Concernant la situation financière de A), la Cour retient que l’analyse faite par le tribunal des revenus de la mère et des charges qu’elle assume n’est pas remise en cause en instance d’appel.
B) soutient uniquement que A) vivrait en communauté de vie avec un tiers, de sorte que les dépenses par elle invoquées seraient à réduire de moitié. A) ces affirmations.
B) n’établissant pas la matérialité de ses allégations, il n’y a pas lieu d’en tenir compte pour la détermination du revenu disponible de A) .
B) perçoit un revenu mensuel net de 1.577,18 euros. A titre de dépenses incompressibles, il a à sa charge un loyer mensuel de 600 euros. Le paiement échelonné d’honoraires à son ancien avocat, sans préciser la somme desdits honoraires, et le remboursement futur des avances versées par l’office social ne seront pas pris en considération pour établir le revenu disponible de B) dans la mesure où il n’est pas établi qu’il s’agit de frais actuels et incompressibles.

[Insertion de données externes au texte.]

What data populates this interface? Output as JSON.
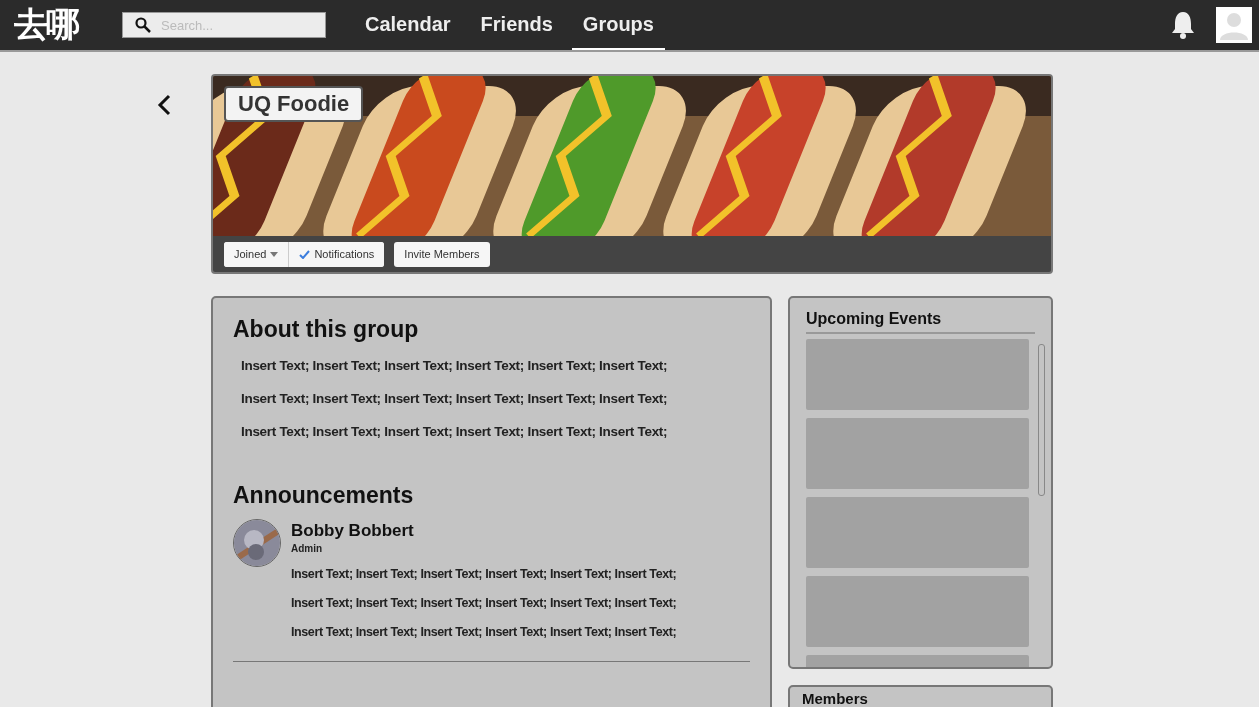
{
  "topbar": {
    "logo": "去哪",
    "search": {
      "placeholder": "Search..."
    },
    "tabs": [
      {
        "label": "Calendar",
        "selected": false
      },
      {
        "label": "Friends",
        "selected": false
      },
      {
        "label": "Groups",
        "selected": true
      }
    ]
  },
  "group": {
    "name": "UQ Foodie",
    "actions": [
      {
        "kind": "dropdown",
        "label": "Joined"
      },
      {
        "kind": "toggle",
        "label": "Notifications",
        "checked": true
      },
      {
        "kind": "button",
        "label": "Invite Members"
      }
    ]
  },
  "about": {
    "title": "About this group",
    "lines": [
      "Insert Text; Insert Text; Insert Text; Insert Text; Insert Text; Insert Text;",
      "Insert Text; Insert Text; Insert Text; Insert Text; Insert Text; Insert Text;",
      "Insert Text; Insert Text; Insert Text; Insert Text; Insert Text; Insert Text;"
    ]
  },
  "announcements": {
    "title": "Announcements",
    "posts": [
      {
        "author": "Bobby Bobbert",
        "role": "Admin",
        "lines": [
          "Insert Text; Insert Text; Insert Text; Insert Text; Insert Text; Insert Text;",
          "Insert Text; Insert Text; Insert Text; Insert Text; Insert Text; Insert Text;",
          "Insert Text; Insert Text; Insert Text; Insert Text; Insert Text; Insert Text;"
        ]
      }
    ]
  },
  "upcoming_events": {
    "title": "Upcoming Events"
  },
  "members": {
    "title": "Members"
  }
}
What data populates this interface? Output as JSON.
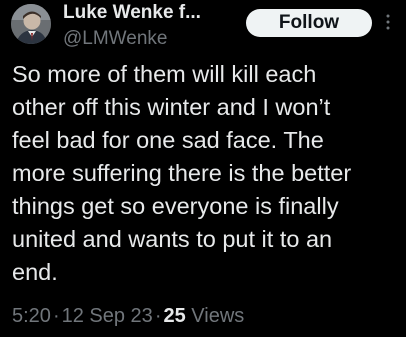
{
  "user": {
    "display_name": "Luke Wenke f...",
    "handle": "@LMWenke"
  },
  "actions": {
    "follow_label": "Follow",
    "more_icon": "more-vertical-icon"
  },
  "tweet": {
    "text": "So more of them will kill each\nother off this winter and I won’t\nfeel bad for one sad face.  The\nmore suffering there is the better\nthings get so everyone is finally\nunited and wants to put it to an\nend."
  },
  "meta": {
    "time": "5:20",
    "separator": "·",
    "date": "12 Sep 23",
    "views_count": "25",
    "views_label": "Views"
  },
  "colors": {
    "background": "#000000",
    "primary_text": "#e7e9ea",
    "secondary_text": "#71767b",
    "follow_bg": "#eff3f4",
    "follow_text": "#0f1419"
  }
}
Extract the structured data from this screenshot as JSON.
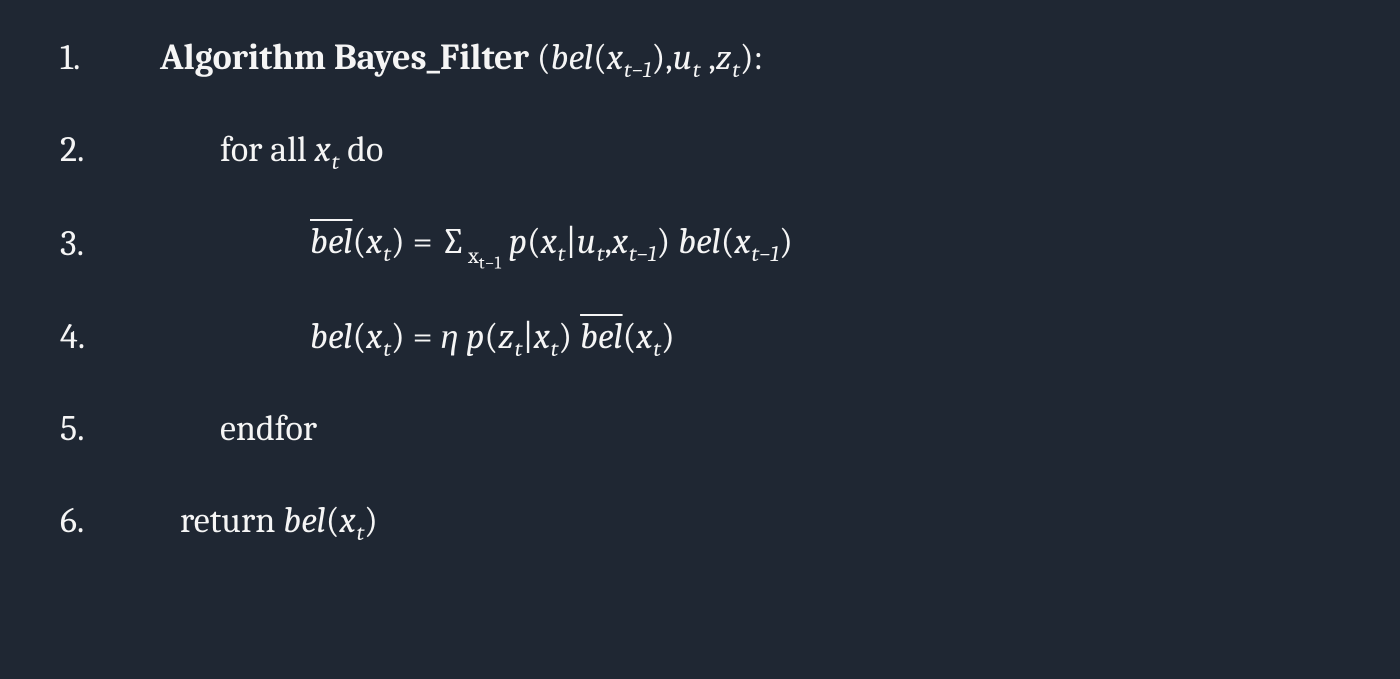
{
  "algorithm": {
    "name": "Bayes_Filter",
    "title_prefix": "Algorithm Bayes_Filter",
    "args_open": " (",
    "args_close": "):",
    "args": {
      "bel_label": "bel",
      "x_label": "x",
      "u_label": "u",
      "z_label": "z",
      "sub_t": "t",
      "sub_tm1": "t−1"
    },
    "lines": {
      "l1": {
        "n": "1."
      },
      "l2": {
        "n": "2.",
        "forall": "for all ",
        "do": " do"
      },
      "l3": {
        "n": "3.",
        "bel": "bel",
        "x": "x",
        "eq": " =  ",
        "sum": "∑",
        "p": "p",
        "u": "u",
        "pipe": "|",
        "comma": ",",
        "sp": "  "
      },
      "l4": {
        "n": "4.",
        "bel": "bel",
        "x": "x",
        "eq": "  =  ",
        "eta": "η ",
        "p": "p",
        "z": "z",
        "pipe": "|",
        "sp": "  "
      },
      "l5": {
        "n": "5.",
        "endfor": "endfor"
      },
      "l6": {
        "n": "6.",
        "return": "return ",
        "bel": "bel",
        "x": "x"
      }
    },
    "subs": {
      "t": "t",
      "tm1": "t−1"
    }
  }
}
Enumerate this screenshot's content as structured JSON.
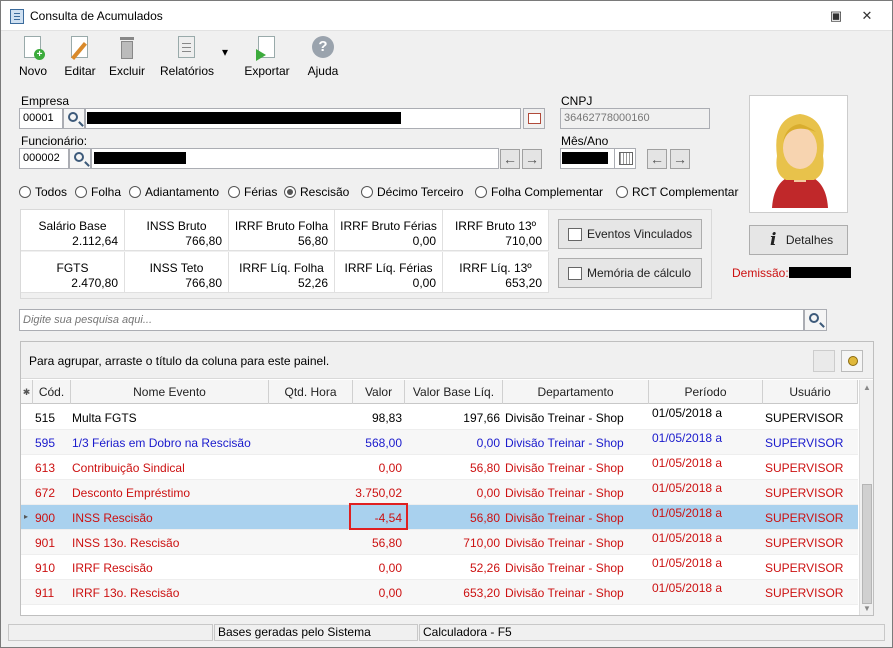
{
  "window": {
    "title": "Consulta de Acumulados"
  },
  "toolbar": {
    "novo": "Novo",
    "editar": "Editar",
    "excluir": "Excluir",
    "relatorios": "Relatórios",
    "exportar": "Exportar",
    "ajuda": "Ajuda"
  },
  "form": {
    "empresa_label": "Empresa",
    "empresa_code": "00001",
    "cnpj_label": "CNPJ",
    "cnpj_value": "36462778000160",
    "funcionario_label": "Funcionário:",
    "funcionario_code": "000002",
    "mesano_label": "Mês/Ano"
  },
  "filters": [
    "Todos",
    "Folha",
    "Adiantamento",
    "Férias",
    "Rescisão",
    "Décimo Terceiro",
    "Folha Complementar",
    "RCT Complementar"
  ],
  "filter_selected": "Rescisão",
  "summary": {
    "salario_base": {
      "k": "Salário Base",
      "v": "2.112,64"
    },
    "inss_bruto": {
      "k": "INSS Bruto",
      "v": "766,80"
    },
    "irrf_bruto_folha": {
      "k": "IRRF Bruto Folha",
      "v": "56,80"
    },
    "irrf_bruto_ferias": {
      "k": "IRRF Bruto Férias",
      "v": "0,00"
    },
    "irrf_bruto_13": {
      "k": "IRRF Bruto 13º",
      "v": "710,00"
    },
    "fgts": {
      "k": "FGTS",
      "v": "2.470,80"
    },
    "inss_teto": {
      "k": "INSS Teto",
      "v": "766,80"
    },
    "irrf_liq_folha": {
      "k": "IRRF Líq. Folha",
      "v": "52,26"
    },
    "irrf_liq_ferias": {
      "k": "IRRF Líq. Férias",
      "v": "0,00"
    },
    "irrf_liq_13": {
      "k": "IRRF Líq. 13º",
      "v": "653,20"
    }
  },
  "buttons": {
    "eventos": "Eventos Vinculados",
    "memoria": "Memória de cálculo",
    "detalhes": "Detalhes"
  },
  "demissao_label": "Demissão:",
  "search": {
    "placeholder": "Digite sua pesquisa aqui..."
  },
  "grid": {
    "group_hint": "Para agrupar, arraste o título da coluna para este painel.",
    "columns": [
      "Cód.",
      "Nome Evento",
      "Qtd. Hora",
      "Valor",
      "Valor Base Líq.",
      "Departamento",
      "Período",
      "Usuário"
    ],
    "rows": [
      {
        "cod": "515",
        "nome": "Multa FGTS",
        "qtd": "",
        "valor": "98,83",
        "base": "197,66",
        "depto": "Divisão Treinar - Shop",
        "periodo": "01/05/2018 a",
        "usuario": "SUPERVISOR",
        "color": "#000000"
      },
      {
        "cod": "595",
        "nome": "1/3 Férias em Dobro na Rescisão",
        "qtd": "",
        "valor": "568,00",
        "base": "0,00",
        "depto": "Divisão Treinar - Shop",
        "periodo": "01/05/2018 a",
        "usuario": "SUPERVISOR",
        "color": "#1a1acc"
      },
      {
        "cod": "613",
        "nome": "Contribuição Sindical",
        "qtd": "",
        "valor": "0,00",
        "base": "56,80",
        "depto": "Divisão Treinar - Shop",
        "periodo": "01/05/2018 a",
        "usuario": "SUPERVISOR",
        "color": "#cc1111"
      },
      {
        "cod": "672",
        "nome": "Desconto Empréstimo",
        "qtd": "",
        "valor": "3.750,02",
        "base": "0,00",
        "depto": "Divisão Treinar - Shop",
        "periodo": "01/05/2018 a",
        "usuario": "SUPERVISOR",
        "color": "#cc1111"
      },
      {
        "cod": "900",
        "nome": "INSS  Rescisão",
        "qtd": "",
        "valor": "-4,54",
        "base": "56,80",
        "depto": "Divisão Treinar - Shop",
        "periodo": "01/05/2018 a",
        "usuario": "SUPERVISOR",
        "color": "#cc1111"
      },
      {
        "cod": "901",
        "nome": "INSS 13o. Rescisão",
        "qtd": "",
        "valor": "56,80",
        "base": "710,00",
        "depto": "Divisão Treinar - Shop",
        "periodo": "01/05/2018 a",
        "usuario": "SUPERVISOR",
        "color": "#cc1111"
      },
      {
        "cod": "910",
        "nome": "IRRF Rescisão",
        "qtd": "",
        "valor": "0,00",
        "base": "52,26",
        "depto": "Divisão Treinar - Shop",
        "periodo": "01/05/2018 a",
        "usuario": "SUPERVISOR",
        "color": "#cc1111"
      },
      {
        "cod": "911",
        "nome": "IRRF 13o. Rescisão",
        "qtd": "",
        "valor": "0,00",
        "base": "653,20",
        "depto": "Divisão Treinar - Shop",
        "periodo": "01/05/2018 a",
        "usuario": "SUPERVISOR",
        "color": "#cc1111"
      }
    ],
    "selected_row": 4
  },
  "statusbar": {
    "s1": "",
    "s2": "Bases geradas pelo Sistema",
    "s3": "Calculadora - F5"
  }
}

Eu égard à la situation financière des deux parents et aux besoins des enfants, actuellement âgés de 7 ans et 4 ans, la Cour constate que c’est par une appréciation correcte que les juges de première instance ont évalué à 150 euros la pension alimentaire mensuelle à payer pour chacun des enfants.
L’appel incident de B) n’est partant pas fondé à cet égard.
B) demande, par réformation du jugement du 4 janvier 2018, à se voir allouer une indemnité de procédure de 1.250 euros. C’est à bon droit
5 que les juges de première instance l’ont débouté de cette demande au motif que le divorce étant prononcé aux torts réciproques des époux, il n’était pas inéquitable de laisser à la charge de chacune des parties les frais par elle exposés pour assurer sa défense. Le jugement attaqué sera également confirmé sur ce point. Les parties seront déboutées, pour les mêmes motifs, de leurs demandes en obtention d’une indemnité de procédure pour l’instance d’appel.
PAR CES MOTIFS
la Cour d’appel, première chambre, siégeant en matière civile, statuant contradictoirement, sur le rapport du juge de la mise en l’état,
reçoit l’appel principal et l’appel incident,
dit l’appel principal fondé,
dit l’appel incident non fondé,
réformant
dit que le droit de visite accordé à B) à l’encontre des enfants communs mineurs Enfant 1) et Enfant 2) s’exercera chaque deuxième week-end, le samedi de 10.00 heures à 20.00 heures et le dimanche de 10.00 heures à 18.00 heures,
confirme le jugement du 4 janvier 2018 pour le surplus,
déboute B) et A) de leurs demandes en obtention d’une indemnité de procédure pour l’instance d’appel,
condamne B) aux frais et dépens de l’instance d’appel avec distraction au profit de Maître Nicky STOFFEL qui la demande affirmant en avoir fait l’avance.